2014 hat Benjamin bei einem Atelierbesuch gesagt: „Bereits die Entscheidung, Künstler zu werden, ist eine politische Haltung.“ Doch die Zeiten, in der sogar Demonstrationen schon als Kunst gegolten hätten, seien schon wieder überholt.

Sieht er das heute, angesichts der gesellschaftspolitischen Entwicklung weltweit, anders? Muss Kunst wieder politischer werden?

“Eine ebenso interessante wie schwierige Frage”, meint Benjamin. “Ich habe darauf nicht wirklich eine Antwort. In den sozialen Medien wird derzeit ja alles kommentiert. Wir befinden uns in einer Zeit, in der wir alle eine politische Haltung einnehmen müssen. Aber ich glaube nicht, dass Kunst politische Geschehnisse automatisch bebildern muss.”

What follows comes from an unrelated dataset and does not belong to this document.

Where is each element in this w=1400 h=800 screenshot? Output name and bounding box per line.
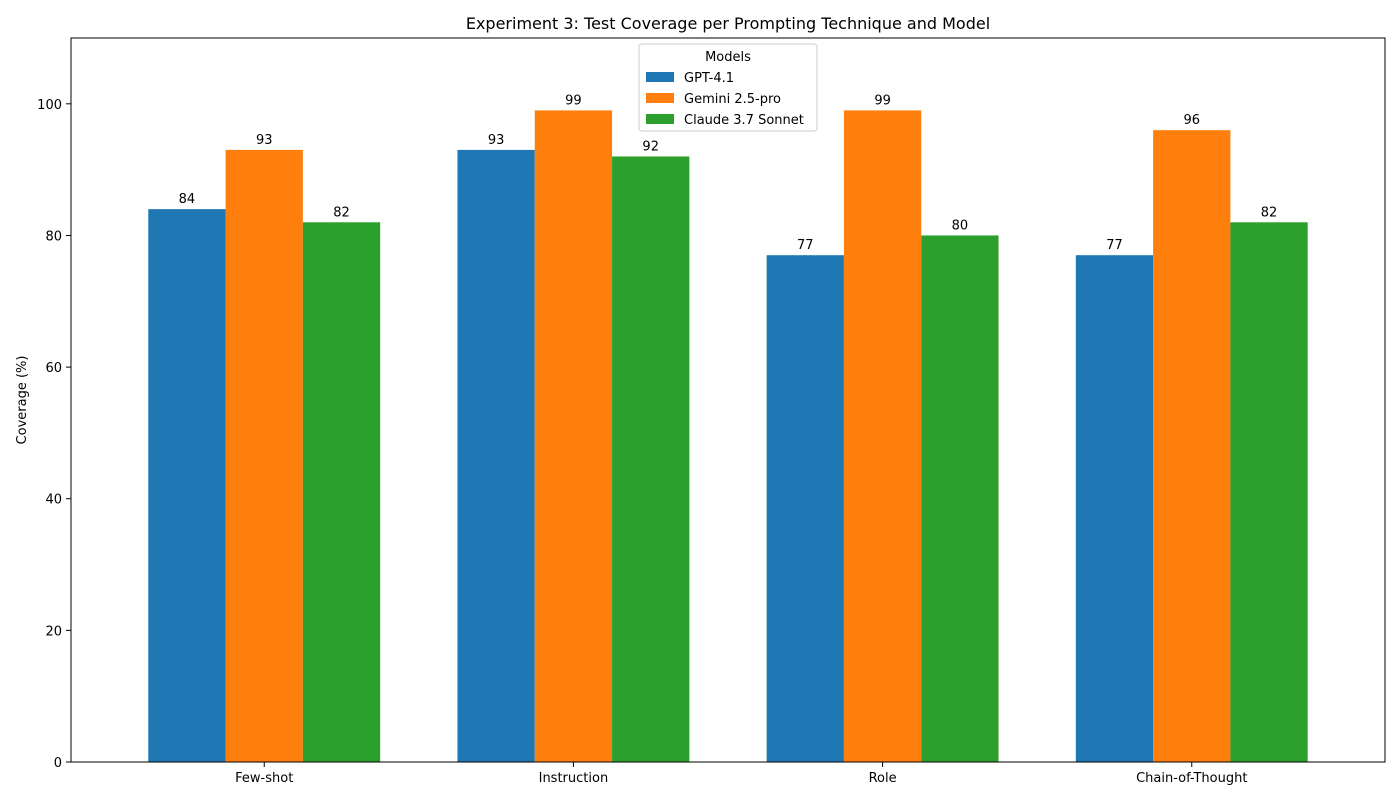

.“Ich brauche die Bühne, um mein fragendes Bild zu transportieren”

Jahrelang hat er nur großräumige, radikale Kunstwerke gemacht, von denen er selbst ein Teil ist – das sei seine Sprache, sagt Benjamin. Er habe nie etwas “zum Verkaufen” gemacht, vor allem früher sei ihm Geld nicht so wichtig gewesen. “Heute spare ich schon, aber niemals an Material für meine Arbeiten”, erzählt der Künstler. Gleichzeitig sei es ein stetiger Prozess, seine Fragen auch in kleineren Werken zu vermitteln.

“Die kleinen Bronze-Püppies habe ich aus alten Porzellanstücken gefertigt.”

Harmonisches Idyll in West-Schwabing

Nachdenklich schaut der Künstler aus dem Fenster und erzählt von der netten Hausgemeinschaft: “Man weiß immer, wie es den Nachbarn geht.” Er wisse dieses harmonische Leben und ihre großzügige Wohnung in privilegierter Lage sehr zu schätzen.

Für mich war es sehr bereichernd und interessant, einen Einblick in das – ganz der Kunst gewidmete – Leben von Benjamin und Susanne zu erhalten. Vielen lieben Dank an die beiden, dass ich sie in ihren privaten Räumen besuchen durfte.